第80話「『嫁教育』卒業と、新たな『傷痕』」
別荘最後の夜、私たちは三人、テラスに並んで、静かに海を眺めていた。
「……明日で、終わりか。……なんか、あっという間だったな」
清馬様が、どこか寂しそうに呟く。
「ああ。……色々と、あったな。……(ぼそりと)色々と、ありすぎた」
清継様の言葉に、私は『紅の水着』の数々のハプニングを思い出し、顔が熱くなった。
「そ、そうですね」
「でも、私、分かりました。あの『巫女の手記』の本当の意味が」
「「……?」」
「私が『毒』になるか『薬』になるか、じゃないんです。 ……私たち三人が、互いを信じられなくなった時に、私たちは『毒』になるんです」
「……」
「だから、私は、お二人を信じます。 お二人が、私を巡って『破滅』するような、弱い方たちではないって。 ……それが、私が見つけた『薬』です」
私の真っ直ぐな言葉に、双子は、顔を見合わせ、強く頷いた。
「(微笑み)ああ。君の言う通りだ。我々は、君が思っているよりも、強い」
「おう!もう、兄上と、あんなみっともねえ喧嘩はしねえ。 (小声で)琴葉の前以外なら、な」
「今、何か言ったか、清馬」
別荘での一週間が終わり、私たちは帝都の屋敷へと戻った。 玄関ホールでは、薫子様が、まるで全ての報告を受け終えたかのように、優雅に立って待っていた。

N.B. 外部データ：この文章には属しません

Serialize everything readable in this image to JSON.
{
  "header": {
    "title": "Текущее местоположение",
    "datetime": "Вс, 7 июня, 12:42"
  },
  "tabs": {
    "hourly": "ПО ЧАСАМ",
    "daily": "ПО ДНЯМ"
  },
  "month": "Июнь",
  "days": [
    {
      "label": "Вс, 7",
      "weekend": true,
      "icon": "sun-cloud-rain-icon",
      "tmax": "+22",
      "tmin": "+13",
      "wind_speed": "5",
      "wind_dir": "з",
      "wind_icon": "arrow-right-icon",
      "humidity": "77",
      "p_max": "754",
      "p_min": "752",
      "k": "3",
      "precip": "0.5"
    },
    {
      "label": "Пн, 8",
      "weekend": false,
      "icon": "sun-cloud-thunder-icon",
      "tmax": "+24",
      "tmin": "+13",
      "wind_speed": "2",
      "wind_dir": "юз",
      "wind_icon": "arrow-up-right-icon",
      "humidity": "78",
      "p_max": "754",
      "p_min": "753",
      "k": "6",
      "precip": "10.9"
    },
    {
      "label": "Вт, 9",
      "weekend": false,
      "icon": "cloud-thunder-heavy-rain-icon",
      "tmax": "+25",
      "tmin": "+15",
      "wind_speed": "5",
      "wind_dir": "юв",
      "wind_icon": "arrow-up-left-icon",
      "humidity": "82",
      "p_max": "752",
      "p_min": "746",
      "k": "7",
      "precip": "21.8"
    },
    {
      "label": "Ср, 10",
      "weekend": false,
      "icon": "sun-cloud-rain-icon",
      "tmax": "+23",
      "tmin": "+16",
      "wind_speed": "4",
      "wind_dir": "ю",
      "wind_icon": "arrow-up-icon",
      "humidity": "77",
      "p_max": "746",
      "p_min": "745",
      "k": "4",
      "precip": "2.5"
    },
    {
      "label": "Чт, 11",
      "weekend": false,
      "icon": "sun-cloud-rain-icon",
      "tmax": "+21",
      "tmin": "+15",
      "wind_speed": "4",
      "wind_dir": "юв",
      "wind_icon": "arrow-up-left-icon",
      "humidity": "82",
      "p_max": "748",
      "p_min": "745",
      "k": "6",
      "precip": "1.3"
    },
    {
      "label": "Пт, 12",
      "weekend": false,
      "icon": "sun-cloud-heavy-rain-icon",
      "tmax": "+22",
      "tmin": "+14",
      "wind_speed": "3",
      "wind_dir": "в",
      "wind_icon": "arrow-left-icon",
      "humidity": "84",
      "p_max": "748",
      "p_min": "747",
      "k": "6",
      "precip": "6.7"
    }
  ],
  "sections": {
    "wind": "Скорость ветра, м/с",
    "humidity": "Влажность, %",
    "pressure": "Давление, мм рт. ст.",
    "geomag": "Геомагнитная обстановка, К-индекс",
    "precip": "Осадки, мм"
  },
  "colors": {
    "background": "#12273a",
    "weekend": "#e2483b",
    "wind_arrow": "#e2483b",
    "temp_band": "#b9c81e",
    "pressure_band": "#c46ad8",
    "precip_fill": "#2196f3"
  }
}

「あら、お帰りなさい。……ふふっ、随分と良い『顔』になったじゃないの、三人とも」
彼女は、特に、私を見つめた。
「『紅の水着』で、息子たちの理性を崩壊させ、そして、あなた自身が激怒し息子らを『導いた』そうね。 見事な『手綱さばき』だったわ」
「(顔を真っ赤にして)か、薫子様!そのご報告は、どこから……!?」
薫子様は、楽しそうに笑うと、パン、と手を叩いた。
「……合格よ、琴葉さん」
「え……?」
「あなたは、私が想像していた以上に、強く、そして、賢い『薬』だったわ。私の『嫁教育』、これにて『卒業』ですわ。おめでとう!」
「あ……ありがとうございます!」
「やったな、琴葉!」
(ようやく、あの嵐のような日々から、解放される……!)
私たちが、心の底から安堵の息をついた、その瞬間だった。
「……お待ちください、母上」
「あら、清継?私の『採点』に、何か不服でも?」
清継様は、母をまっすぐに見つめ返すと、先日、父上の書斎で見つけてしまった「真実」を、静かに口にした。
「いいえ。……琴葉さんの『試練』が終わったのでしたら、次は、母上が、ご自身の『過去』について、話していただく番ですね」
薫子様の、笑顔が、止まった。
「とぼけないでください。 ……父上の書斎の、鍵のかかった引き出しにあった、『事件記録』とやらを、私は見てしまいました」
「事件記録……?」
清馬様が、怪訝な顔をする。
「…ある『庶民の女』を巡る対立の末に、叔父上は力を暴走させ、近衛家から『永久追放』された、と……」
清継様の、あまりに冷たく、そして悲しい「問い」が、ホールに響き渡る。
「『二人の兄弟』と、『一人の庶民の女』。……そして、『破滅』」
「母上。あなたが、あれほどまでに『巫女の手記』に固執し、我々を試した理由……」
「……その『庶民の女』とは、まさか、あなたご自身のことでは、ありませんか?」
「(清継の肩を掴み)おい、兄上!どういうことだよ!」
清馬様が、激しく動揺して叫んだ。
「母上が、庶民だ...と?何、言って……!」
(え?薫子様が……庶民?私と、同じ…?)
(だから…。だから、あの人は、私に、自分を重ねて……?)
(あの『毒か薬か』という問いは、薫子様自身が、過去に突きつけられた、問い…?)
その、凍てつくような沈黙を破ったのは、階段の上から降ってきた、低い声だった。
「…そこまでだ、清継」
「……!父上」
当主・清顕様が、厳かな表情で、そこに立っていた。
「お前が、その『記録』に気づいたか。 …薫子。もう、遊びは終わりだ」
「…………」
私は、見た。 いつも、私たちを弄そぶように、余裕の笑みを浮かべていた薫子様の顔から、一切の表情が、消えていた。